- Genre: Talk show
- Directed by: Gene Bernard
- Presented by: Norm Macdonald
- Starring: Adam Eget
- Composers: Tim Blane; Jeff Martin;
- Country of origin: United States
- Original language: English
- No. of seasons: 1
- No. of episodes: 10

Production
- Executive producers: Lori Jo Hoekstra; Norm Macdonald; K.P. Anderson; Daniel Kellison;
- Producers: Charlie Gerencer; Melissa Ocampo;
- Running time: 26–35 minutes
- Production companies: Anchor Spud Productions; Pygmy Wolf Productions; Lionsgate Television;

Original release
- Network: Netflix
- Release: September 14, 2018

Related
- Norm Macdonald Live

= Norm Macdonald Has a Show =

American television talk show

Norm Macdonald Has a Show is an American talk show hosted by Norm Macdonald that premiered on Netflix on September 14, 2018. It was produced by Macdonald, Lori Jo Hoekstra, K.P. Anderson and Daniel Kellison. Macdonald and Hoekstra were also its showrunners.

==Production==
On March 9, 2018, Netflix announced it had ordered a ten-episode season of a show hosted by Norm Macdonald and accompanied by sidekick Adam Eget. Macdonald and Lori Jo Hoekstra were its showrunners and executive producers, alongside K.P. Anderson and Daniel Kellison. Macdonald's production company, Anchor Spud Productions, produced the show in association with Pygmy Wolf Productions and Lionsgate Television. David Letterman jokingly referred to himself as a location scout for the show's press release, but was a creative partner and helped sell the show to Netflix and is credited as "Special Counsel". It premiered on September 14, 2018.

The cast closed each episode by singing the same song Wayne and Shuster used to close their CBC program in the 1970s.

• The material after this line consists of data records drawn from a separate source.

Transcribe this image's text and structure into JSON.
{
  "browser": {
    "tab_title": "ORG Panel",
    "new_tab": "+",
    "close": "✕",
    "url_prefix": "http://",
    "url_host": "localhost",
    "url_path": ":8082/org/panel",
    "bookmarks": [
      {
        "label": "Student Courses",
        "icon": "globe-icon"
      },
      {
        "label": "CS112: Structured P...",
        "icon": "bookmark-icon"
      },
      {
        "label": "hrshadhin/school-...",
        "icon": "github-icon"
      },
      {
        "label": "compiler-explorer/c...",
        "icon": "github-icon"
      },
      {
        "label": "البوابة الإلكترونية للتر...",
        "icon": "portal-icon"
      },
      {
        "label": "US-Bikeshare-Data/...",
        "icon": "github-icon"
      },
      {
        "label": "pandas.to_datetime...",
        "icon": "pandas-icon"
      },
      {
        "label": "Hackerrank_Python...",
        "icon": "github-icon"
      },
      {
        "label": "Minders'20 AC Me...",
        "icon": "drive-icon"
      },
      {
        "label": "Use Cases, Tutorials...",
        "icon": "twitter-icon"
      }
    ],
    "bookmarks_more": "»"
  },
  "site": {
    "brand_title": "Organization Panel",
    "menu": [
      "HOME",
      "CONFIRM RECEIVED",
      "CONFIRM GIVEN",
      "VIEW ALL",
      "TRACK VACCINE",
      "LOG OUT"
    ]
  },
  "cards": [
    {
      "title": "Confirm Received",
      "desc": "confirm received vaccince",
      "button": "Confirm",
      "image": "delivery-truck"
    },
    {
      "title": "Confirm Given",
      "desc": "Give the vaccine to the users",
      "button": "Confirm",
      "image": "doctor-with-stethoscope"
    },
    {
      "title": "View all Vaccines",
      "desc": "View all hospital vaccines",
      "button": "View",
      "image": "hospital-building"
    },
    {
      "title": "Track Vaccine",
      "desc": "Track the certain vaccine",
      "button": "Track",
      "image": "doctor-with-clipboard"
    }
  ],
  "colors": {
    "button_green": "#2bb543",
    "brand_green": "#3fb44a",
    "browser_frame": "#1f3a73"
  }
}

On July 9, 2019, Netflix canceled the show after one season.

==Episodes==

| No. | Featured guest | Original release date |
| 1 | "David Spade" | September 14, 2018 |
Norm's former "SNL" co-star David Spade talks about his first time on the "Tonight Show," snorting B12 for a movie role, "Just Shoot Me" and more.
| 2 | "Drew Barrymore" | September 14, 2018 |
Drew Barrymore joins Norm to discuss her childhood and career, as well as vampires, unsolicited pictures from guys, sunsets, animals and much more.
| 3 | "Judge Judy" | September 14, 2018 |
Judge Judy Sheindlin discusses her love of Paul Newman, being on a cruise with Judge Wapner, her philosophy about financial generosity and more.
| 4 | "David Letterman" | September 14, 2018 |
David Letterman chats with Norm about his beard, communicating with his son, his brief stint on a failed variety show and why he never hosted "SNL."
| 5 | "Jane Fonda" | September 14, 2018 |
Jane Fonda and Norm chat about aging, her husbands, her struggle with faith, her portrayal of Nancy Reagan and Levon Helm's barn.
| 6 | "Chevy Chase" | September 14, 2018 |
Chevy Chase and Norm bond over their shared "Weekend Update" experience and talk about "Caddyshack," "Three Amigos" and the challenge of live TV.
| 7 | "M. Night Shyamalan" | September 14, 2018 |
M. Night Shyamalan opens up about being an artist in an Indian family of doctors, how he got into Hollywood and the balance between instinct and craft.
| 8 | "Michael Keaton" | September 14, 2018 |
Michael Keaton pitches a country music tour to Norm, and discusses his encounters with Van Morrison, film noir and coming up as a stand-up comic.
| 9 | "Billy Joe Shaver" | September 14, 2018 |
Outlaw country legend Billy Joe Shaver performs and talks to Norm about his country friends and heroes and something called a "two-hole outhouse."
| 10 | "Lorne Michaels" | September 14, 2018 |
"SNL" creator Lorne Michaels looks back at SNL's history, the "cold open" concept, the honesty of live TV, the Sinéad O'Connor incident and more.